Consider an $ n $ qubit stabilizer state $ |\psi> $ with stabilizer group $ S $. Then the projector onto this one dimensional stabilizer subspace is given by $$ \sum_{g \in S} g $$ $ |\psi> $ can always be obtained by applying the projector to some computational basis ket $ |b> $ ($ b $ is some length $ n $ bit string). $$ |\psi>= \sum_{g \in S} g |b> $$ Every $ g \in S $ can be written $ g=\alpha_g g_Xg_Z $ where $ g_X $ is a tensor products of $ X $s and $ I $s and $ g_Z $ is a tensor product of $ Z $s and $ I $s and $ \alpha_g $ has one of the four values $$ \alpha_g= \pm 1, \pm i $$ $$ \sum_{g \in S} g | b> =\sum_{g \in S} \alpha_g g_X g_Z | b >=\sum_{g \in S} (-1)^{g_Z\cdot b} \alpha_g g_X | b>= \sum_{g \in S} (-1)^{g_Z\cdot b} \alpha_g | g_X +b> $$ where $ |g_X> $ is the computational basis ket for the bit string corresponding to $ g_X $ (each $ I $ is a $ 0 $ each $ X $ is a $ 1 $). The $ g_X $ that show up this way are exactly the span of the $ g_X $ for the stabilizer generators. So the bit strings in the $ |g_X> $ will form a binary vector space. And thus the $ |g_X+b> $ will be exactly an affine translate of a binary vector space by the fixed vector $ b $ (In particular, the size of the support must be $ 2^{dim(C)} $ since that is the size of a binary vector space $ C $, so this is a proof the the fact of part ii of Thm 9 Corollary 2 discussed in Stabilizer codes and 1,-1 coefficients that the support is always a power of $ 2 $ )
From this we can conclude that every stabilizer state is a superposition over the $ 2^{dim(C)} $ computational basis kets of some affine binary vector space $ C $ with all coefficients taking one of the values $ \pm1, \pm i $.
Indeed this question What are nontrivial examples of stabilizer codes whose codewords have some $\pm i$ coefficients? says that every stabilizer state is equivalent (by Pauli operators) to a stabilizer state with just $ \pm 1 $ coefficients (no $ \pm i $ coefficients)
This leads me to ask: If $ |\psi> $ is a uniform superposition over a an affine binary vector space $ C $ with all coefficients $ \pm 1 $ then must it be the case that $ | \psi> $ is a stabilizer state?
Call a state which is of that form but is not a stabilizer state a "fake stabilizer state"

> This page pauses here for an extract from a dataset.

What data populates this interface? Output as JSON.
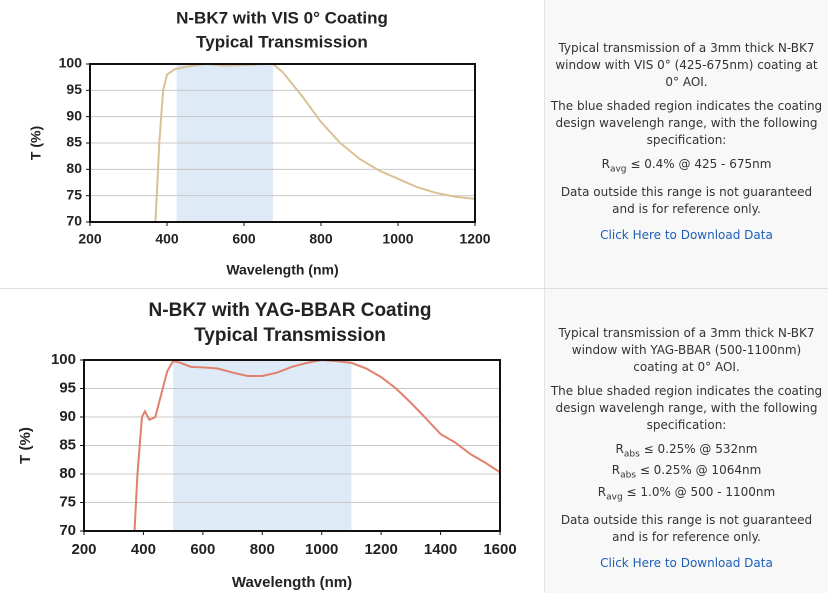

Question: Do fake stabilizer states exist?
Note: Every single qubit fake stabilizer state is an actual stabilizer state. Up to global scalar the six possible single qubit fake stabilizer states (including the ones with $ i $ here for the sake of completeness) are
$$
|0>\;,\;|1>\;,\;|0>+|1>\;,\;|0>-|1>\;,\;|0>+i|1>\;,\;|0>-i|1>
$$
These are stabilizer states for
$$
Z,-Z,X,-X,Y,-Y
$$
respectively (where here we use standard convention $ Y=iXZ $)
Edit: I looked into this a bit more and it seems that an $ n $ qubit state is a stabilizer state if and only if it is of the form $$ \frac{1}{\sqrt{2^k}}\sum_{u \in \mathbb{F}_2^k} i^{\ell(y)} (-1)^{q(y)} |y=Ru+t \rangle $$ for some vector $ t \in \mathbb{F}_2^n $, $ n \times k $ binary matrix $ R $, linear function $ \ell $ and quadratic function $ q $. This result is originally theorem 5 of
https://arxiv.org/pdf/quant-ph/0304125.pdf
but is given in a slightly more digestible form in the appendix of
https://arxiv.org/pdf/0811.0898.pdf
So the essence of the counterexample given in the answer is that the distribution of $ +1,-1 $ coefficients does not correspond to any quadratic function $ \mathbb{F}_2^3 \to \mathbb{F}_2 $.